I’VE OFTEN WONDERED how democratic leaders responsible for atrocities throughout history were elected by the people they would come to oppress.
I used to put it down to corruption and dishonesty in the democratic process. But the last 12 months in Australian politics have provided a very real account of how a frightened and malcontented people can make rash decisions, fully aware that their consequences will persecute their neighbours.
I never thought I’d be so openly discriminated against by my own leader in Australia. Australia – the lucky country. The country we have all felt chuffed to inhabit, even if our pride is buried beneath layers of shame.
Australia has elected a Prime Minister that stands staunchly against human rights for gay and lesbian Australians. He believes in family only in a traditional sense. He is against diversity. He believes gays and lesbians to be second class, morally beneath straight people. He believes in discrimination against gay and lesbian Australians. His open prejudice allows prejudice within the Australian public. With this vote, Australia has actively discriminated against me based on my sexuality, along with thousands of Australians of all ages, socio-economic positions and geographic locations.
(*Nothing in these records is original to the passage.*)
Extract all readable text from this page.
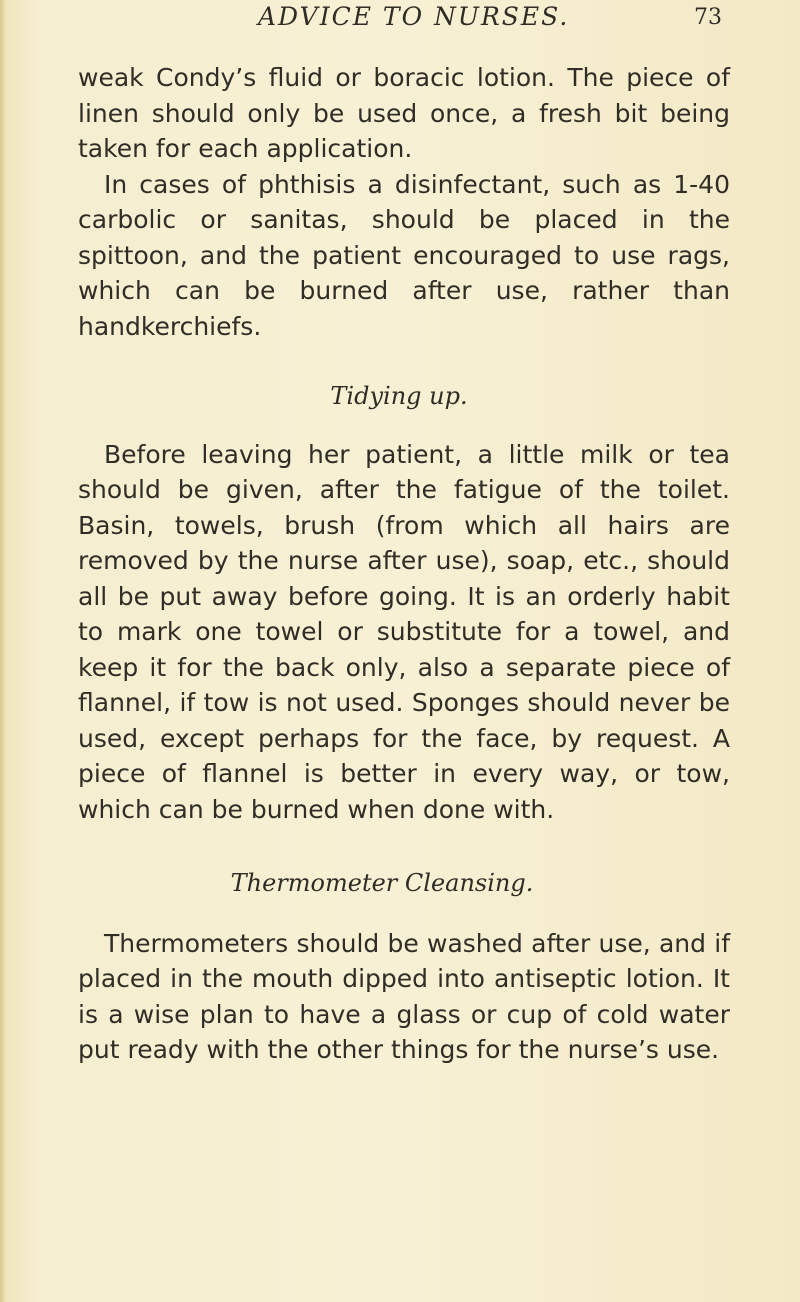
ADVICE TO NURSES.	73

weak Condy’s fluid or boracic lotion. The piece of linen should only be used once, a fresh bit being taken for each application.

In cases of phthisis a disinfectant, such as 1-40 carbolic or sanitas, should be placed in the spittoon, and the patient encouraged to use rags, which can be burned after use, rather than handkerchiefs.

Tidying up.

Before leaving her patient, a little milk or tea should be given, after the fatigue of the toilet. Basin, towels, brush (from which all hairs are removed by the nurse after use), soap, etc., should all be put away before going. It is an orderly habit to mark one towel or substitute for a towel, and keep it for the back only, also a separate piece of flannel, if tow is not used. Sponges should never be used, except perhaps for the face, by request. A piece of flannel is better in every way, or tow, which can be burned when done with.

Thermometer Cleansing.

Thermometers should be washed after use, and if placed in the mouth dipped into antiseptic lotion. It is a wise plan to have a glass or cup of cold water put ready with the other things for the nurse’s use.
That’s pretty intense. It’s fascinating and frightening to feel direct prejudice from my leader. It has happened throughout history and the results have been devastating, and it’s shocking to realise we haven’t learned from the outcomes of past divisiveness.
On a personal level, the silver lining in this situation is that in March, I established what is now an anti-establishment publication which promotes diversity through conversation. These issues were relevant in March but from today on, they are crucial. A leader with prejudice allows for prejudice among his people, and that prejudice has now been given permission to step into the light in our cities, suburbs and towns.
It’s a volatile state of affairs and the possibilities, frankly, are terrifying.